Overview:
Hadoop is a technology which enables distributed processing of large set of data sets across clusters ranging from 1 server to thousands of server ensuring a high degree of Fault Tolerence.
Hadoop is a framework which consists of following basic modules
1) Hadoop Common – contains libraries and utilities needed by other Hadoop modules
2) Hadoop Distributed File System (HDFS) – a distributed file-system that stores data on the commodity machines, providing very high aggregate bandwidth across the cluster.
3) Hadoop YARN – a resource-management platform responsible for managing compute resources in clusters and using them for scheduling of users’ applications.
4) Hadoop MapReduce – a programming model for large scale data processing
In this Tutorial we will install & configure Hadoop on Ubuntu(12.10/13.04/13.10).Follow the below steps :
Step:1 Update your machine
root@hadoop1:~# apt-get update
Install python-software-properties module
root@hadoop1:~# apt-get install python-software-properties
Add the sun – java repository
root@hadoop1:~# add-apt-repository ppa:webupd8team/java root@hadoop1:~# apt-get update && sudo apt-get upgrade root@hadoop1:~# apt-get install oracle-java6-installer
Check the installed java version
root@hadoop1:~# java -version java version "1.6.0_45" Java(TM) SE Runtime Environment (build 1.6.0_45-b06) Java HotSpot(TM) 64-Bit Server VM (build 20.45-b01, mixed mode)

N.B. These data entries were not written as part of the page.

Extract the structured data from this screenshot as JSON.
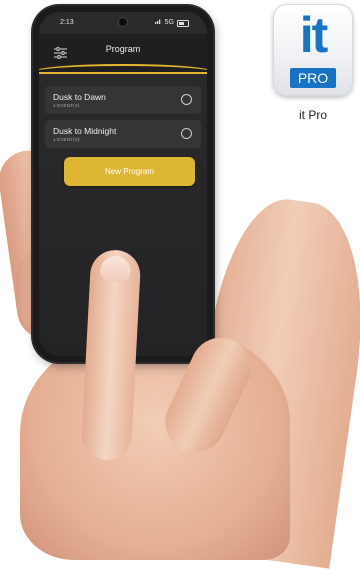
{
  "status_bar": {
    "time": "2:13",
    "network": "5G"
  },
  "header": {
    "title": "Program",
    "filter_icon": "sliders-icon"
  },
  "programs": [
    {
      "name": "Dusk to Dawn",
      "events": "1 EVENT(S)",
      "selected": false
    },
    {
      "name": "Dusk to Midnight",
      "events": "1 EVENT(S)",
      "selected": false
    }
  ],
  "new_program_button": "New Program",
  "app_tile": {
    "it": "it",
    "pro": "PRO",
    "caption": "it Pro",
    "brand_color": "#1673c5"
  },
  "accent_color": "#ddb634"
}
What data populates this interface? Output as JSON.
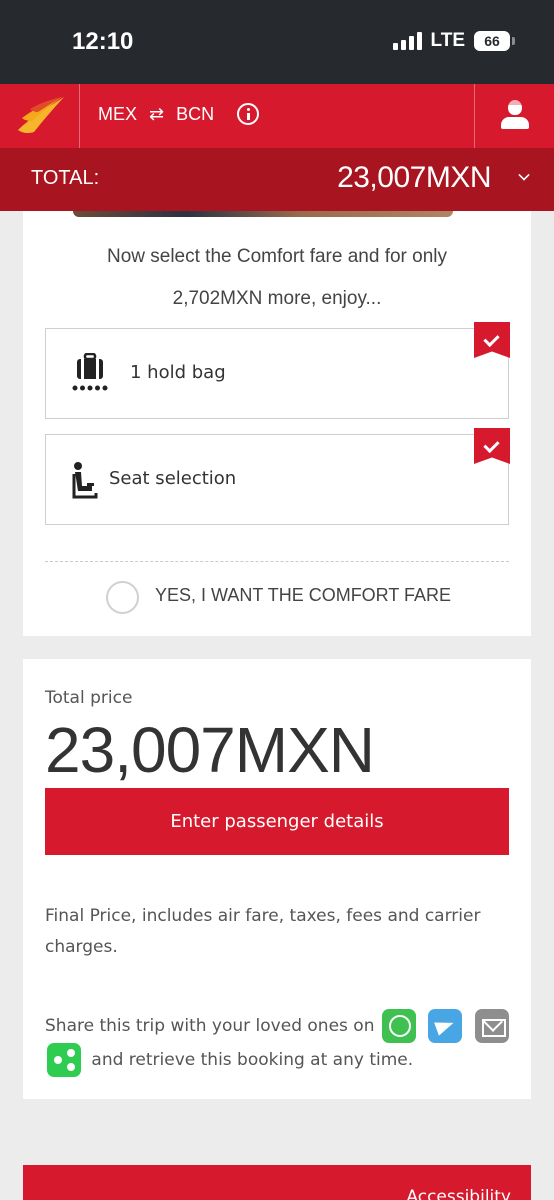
{
  "status_bar": {
    "time": "12:10",
    "network": "LTE",
    "battery": "66"
  },
  "header": {
    "origin": "MEX",
    "swap_symbol": "⇄",
    "destination": "BCN",
    "logo_icon": "iberia-logo",
    "user_icon": "user-icon",
    "info_icon": "info-icon"
  },
  "total_bar": {
    "label": "TOTAL:",
    "value": "23,007MXN",
    "chevron_icon": "chevron-down-icon"
  },
  "upsell": {
    "line1": "Now select the Comfort fare and for only",
    "line2": "2,702MXN more, enjoy...",
    "benefits": [
      {
        "label": "1 hold bag",
        "icon": "baggage-icon",
        "checked": true
      },
      {
        "label": "Seat selection",
        "icon": "seat-icon",
        "checked": true
      }
    ],
    "option_label": "YES, I WANT THE COMFORT FARE"
  },
  "price": {
    "label": "Total price",
    "value": "23,007MXN",
    "cta_label": "Enter passenger details",
    "final_note": "Final Price, includes air fare, taxes, fees and carrier charges.",
    "share_prefix": "Share this trip with your loved ones on",
    "share_suffix": "and retrieve this booking at any time."
  },
  "footer": {
    "accessibility_label": "Accessibility"
  },
  "colors": {
    "brand_red": "#d7192d",
    "dark_red": "#a8141f",
    "status_bar": "#262a2f"
  }
}
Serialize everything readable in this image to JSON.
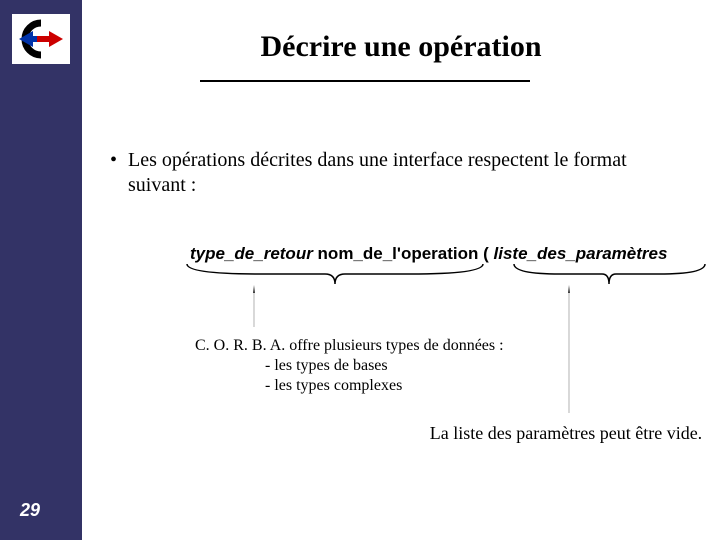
{
  "logo": {
    "alt": "C logo"
  },
  "title": "Décrire une opération",
  "bullet": "Les opérations décrites dans une interface respectent le format suivant :",
  "syntax": {
    "return_type": "type_de_retour",
    "op_name": " nom_de_l'operation ",
    "open_paren": "( ",
    "param_list": "liste_des_paramètres"
  },
  "corba_note": {
    "line1": "C. O. R. B. A. offre plusieurs types de données :",
    "line2": "- les types de bases",
    "line3": "- les types complexes"
  },
  "param_note": "La liste des paramètres peut être vide.",
  "page_number": "29"
}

If there are 2 versions of java as seen from the update-java-alternatives command
Then run the following command to set this java to the latest versions
root@hadoop1:~# update-alternatives --config java
There is only one alternative in link group java: /usr/lib/jvm/java-6-oracle/jre/bin/java
Nothing to configure.
Step:2 Adding a group to the system
root@hadoop1:~# addgroup hadoopgroup
Adding a hadoop user to the earlier created group
root@hadoop1:~# adduser --ingroup hadoopgroup hadoopuser Adding user `hadoopuser' ... Adding new user `hadoopuser' (1001) with group `hadoopgroup' ... Creating home directory `/home/hadoopuser' ... Copying files from `/etc/skel' ... Enter new UNIX password: Retype new UNIX password: passwd: password updated successfully Changing the user information for hadoopuser Enter the new value, or press ENTER for the default Full Name []: HADOOP USER Room Number []: Work Phone []: Home Phone []: Other []: Is the information correct? [Y/n] Y
Step:3 Create Passwordless authentication
root@hadoop1:~# su - hadoopuser
hadoopuser@hadoop1:~$ ssh-keygen -t rsa -P ""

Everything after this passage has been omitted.